Le Pacte international relatif aux droits civils et politiques (PIDCP) et la Charte africaine classent ensemble les libertés de pensée, de conscience et de religion. Le Comité des droits de l’homme a soutenu que l’article 18 du PIDCP englobait la liberté de pensée sur tous les sujets, tels que la conviction personnelle ou le fait d’embrasser une religion ou une croyance. De plus, le Comité énonce que « la liberté ‘d’avoir ou d’adopter’ une religion ou une conviction implique nécessairement […] le droit de substituer à sa religion ou sa conviction actuelle une autre religion ou conviction ou d’adopter une position athée, ainsi que le droit de conserver sa religion ou sa conviction. »
La constitution ne mentionne la liberté de croyance que dans le chapitre sur les principes généraux et non pas dans le chapitre des droits et libertés. L’article 5 dit que « l’État est le patron de la religion, le garant de la liberté de croyance et de pratique des rites religieux, le protecteur des sacralités religieuses, et chargé de vérifier que les lieux de culte sont neutres, libres de toute instrumentalisation partisane. » Cette formulation lie la liberté de croyance à la pratique de rites religieux, semblant de ce fait restreindre ce qui peut être considéré comme une croyance à protéger.
Grande marge de manœuvre laissée pour définir les restrictions applicables aux libertés d’expression, d’assemblée et d’association
Le troisième projet de constitution semble réduire la portée des libertés d’expression, d’assemblée et d’association puisqu’elle permet au corps législatif d’adopter des lois qui restreignent ces droits, mais sans exposer clairement les limites à respecter pour de telles restrictions. L’article 40 déclare : « Les libertés d’opinion, de pensée, d’expression, des médias et de création sont garanties.

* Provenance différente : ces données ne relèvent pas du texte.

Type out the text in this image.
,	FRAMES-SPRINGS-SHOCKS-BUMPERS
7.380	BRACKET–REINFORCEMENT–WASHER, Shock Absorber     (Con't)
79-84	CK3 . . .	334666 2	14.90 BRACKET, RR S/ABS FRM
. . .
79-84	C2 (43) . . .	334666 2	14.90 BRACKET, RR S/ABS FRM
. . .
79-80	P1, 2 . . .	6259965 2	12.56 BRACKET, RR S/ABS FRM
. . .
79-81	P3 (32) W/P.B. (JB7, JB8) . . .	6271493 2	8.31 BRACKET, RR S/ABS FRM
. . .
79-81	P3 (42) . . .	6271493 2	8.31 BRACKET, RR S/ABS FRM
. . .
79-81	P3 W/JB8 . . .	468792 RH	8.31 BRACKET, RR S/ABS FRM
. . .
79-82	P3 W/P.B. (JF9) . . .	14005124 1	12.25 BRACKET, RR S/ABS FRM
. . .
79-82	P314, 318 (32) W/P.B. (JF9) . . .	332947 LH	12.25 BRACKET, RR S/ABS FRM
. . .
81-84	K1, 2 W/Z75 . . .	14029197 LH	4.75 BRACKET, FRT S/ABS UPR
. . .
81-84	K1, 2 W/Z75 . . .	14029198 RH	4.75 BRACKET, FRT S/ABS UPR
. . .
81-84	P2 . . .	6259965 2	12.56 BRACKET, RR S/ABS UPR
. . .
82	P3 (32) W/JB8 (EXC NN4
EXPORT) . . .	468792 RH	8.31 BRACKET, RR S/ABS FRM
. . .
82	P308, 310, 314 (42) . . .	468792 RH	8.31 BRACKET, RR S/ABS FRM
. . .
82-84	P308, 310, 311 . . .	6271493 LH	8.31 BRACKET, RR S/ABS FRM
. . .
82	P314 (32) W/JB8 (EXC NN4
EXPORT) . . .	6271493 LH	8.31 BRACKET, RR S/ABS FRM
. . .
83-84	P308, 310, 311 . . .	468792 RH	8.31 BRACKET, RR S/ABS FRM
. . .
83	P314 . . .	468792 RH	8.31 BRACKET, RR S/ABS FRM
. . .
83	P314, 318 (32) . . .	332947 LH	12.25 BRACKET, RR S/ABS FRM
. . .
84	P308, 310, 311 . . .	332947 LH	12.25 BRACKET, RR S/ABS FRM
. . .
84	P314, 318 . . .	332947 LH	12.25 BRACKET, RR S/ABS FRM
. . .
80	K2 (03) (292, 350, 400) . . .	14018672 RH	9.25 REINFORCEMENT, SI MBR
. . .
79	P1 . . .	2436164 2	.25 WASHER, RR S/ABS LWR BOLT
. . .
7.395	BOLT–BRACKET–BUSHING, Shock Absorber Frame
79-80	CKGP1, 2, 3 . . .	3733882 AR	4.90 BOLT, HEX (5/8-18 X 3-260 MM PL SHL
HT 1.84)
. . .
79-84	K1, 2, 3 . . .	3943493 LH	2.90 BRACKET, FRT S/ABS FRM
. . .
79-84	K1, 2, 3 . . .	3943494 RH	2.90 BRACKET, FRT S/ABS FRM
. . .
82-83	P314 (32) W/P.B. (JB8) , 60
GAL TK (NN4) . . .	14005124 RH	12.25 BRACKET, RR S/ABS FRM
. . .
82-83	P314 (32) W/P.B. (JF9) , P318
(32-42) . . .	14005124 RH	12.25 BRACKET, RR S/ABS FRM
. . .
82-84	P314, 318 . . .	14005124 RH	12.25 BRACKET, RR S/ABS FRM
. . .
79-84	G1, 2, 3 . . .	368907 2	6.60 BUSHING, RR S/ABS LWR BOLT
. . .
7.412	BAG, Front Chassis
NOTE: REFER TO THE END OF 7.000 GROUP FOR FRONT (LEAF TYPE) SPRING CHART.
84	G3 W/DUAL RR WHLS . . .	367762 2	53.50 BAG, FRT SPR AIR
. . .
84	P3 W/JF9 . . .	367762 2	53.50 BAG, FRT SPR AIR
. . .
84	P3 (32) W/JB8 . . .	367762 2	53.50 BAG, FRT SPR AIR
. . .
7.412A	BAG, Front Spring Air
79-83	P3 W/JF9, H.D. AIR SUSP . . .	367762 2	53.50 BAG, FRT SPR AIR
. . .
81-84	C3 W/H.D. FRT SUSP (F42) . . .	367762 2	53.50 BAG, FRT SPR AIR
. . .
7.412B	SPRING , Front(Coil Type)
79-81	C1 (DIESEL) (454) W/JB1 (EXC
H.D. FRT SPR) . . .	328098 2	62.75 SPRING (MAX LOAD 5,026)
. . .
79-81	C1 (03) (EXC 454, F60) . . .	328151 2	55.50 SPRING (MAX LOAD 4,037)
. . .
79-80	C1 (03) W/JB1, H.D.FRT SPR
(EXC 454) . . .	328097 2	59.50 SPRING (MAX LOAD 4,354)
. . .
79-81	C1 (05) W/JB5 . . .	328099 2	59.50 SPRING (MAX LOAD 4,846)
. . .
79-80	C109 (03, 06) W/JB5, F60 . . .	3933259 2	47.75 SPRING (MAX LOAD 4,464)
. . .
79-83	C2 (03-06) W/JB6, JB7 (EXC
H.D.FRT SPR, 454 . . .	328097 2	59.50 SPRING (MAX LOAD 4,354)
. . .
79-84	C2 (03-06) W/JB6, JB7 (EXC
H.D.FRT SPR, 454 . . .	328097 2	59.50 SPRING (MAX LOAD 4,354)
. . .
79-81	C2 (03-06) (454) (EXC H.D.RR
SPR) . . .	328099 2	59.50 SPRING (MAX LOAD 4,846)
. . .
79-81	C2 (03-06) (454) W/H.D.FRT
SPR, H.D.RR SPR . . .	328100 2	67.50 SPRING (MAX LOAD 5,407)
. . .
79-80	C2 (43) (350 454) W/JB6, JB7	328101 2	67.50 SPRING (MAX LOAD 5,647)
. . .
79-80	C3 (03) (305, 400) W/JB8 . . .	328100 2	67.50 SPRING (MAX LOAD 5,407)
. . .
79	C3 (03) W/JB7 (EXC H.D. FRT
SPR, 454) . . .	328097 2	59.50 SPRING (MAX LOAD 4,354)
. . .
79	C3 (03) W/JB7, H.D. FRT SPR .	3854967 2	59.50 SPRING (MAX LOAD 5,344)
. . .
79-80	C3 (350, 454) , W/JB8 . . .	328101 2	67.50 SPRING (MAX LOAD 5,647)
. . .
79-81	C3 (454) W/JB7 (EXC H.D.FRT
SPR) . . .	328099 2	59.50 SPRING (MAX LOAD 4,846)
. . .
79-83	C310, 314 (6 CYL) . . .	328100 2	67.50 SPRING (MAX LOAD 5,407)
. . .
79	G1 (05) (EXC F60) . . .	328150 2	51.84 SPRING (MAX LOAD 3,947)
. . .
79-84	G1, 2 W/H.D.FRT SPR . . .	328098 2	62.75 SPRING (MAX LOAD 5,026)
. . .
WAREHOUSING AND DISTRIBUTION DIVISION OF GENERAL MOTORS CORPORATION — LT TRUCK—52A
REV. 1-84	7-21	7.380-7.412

De telles libertés ne peuvent en aucun cas être soumises à une censure préalable. » Cependant, le texte déclare plus loin : « La liberté d’expression, des médias et de publication ne peut pas être restreinte, sauf en vertu d’une loi protégeant les droits, la réputation, la sécurité et la santé d’autrui. » De même, l’article 34 dit que « le droit d’accéder à l’information est garanti, sans préjudice de la sécurité nationale, de l’intérêt public ou de l’information privée appartenant à autrui. » L’article 30 énonce que « le droit de fonder des partis, des syndicats et des associations est garanti. La loi réglemente les procédures de la constitution de partis, de syndicats et d’associations, sans préjudice de l’essence même de ces libertés. » Le même principe s’applique au droit de se rassembler de façon pacifique et de manifester, qui est garanti et « pratiqué conformément aux procédures prévues par la loi, sans préjudice de l’essence même de ce droit. »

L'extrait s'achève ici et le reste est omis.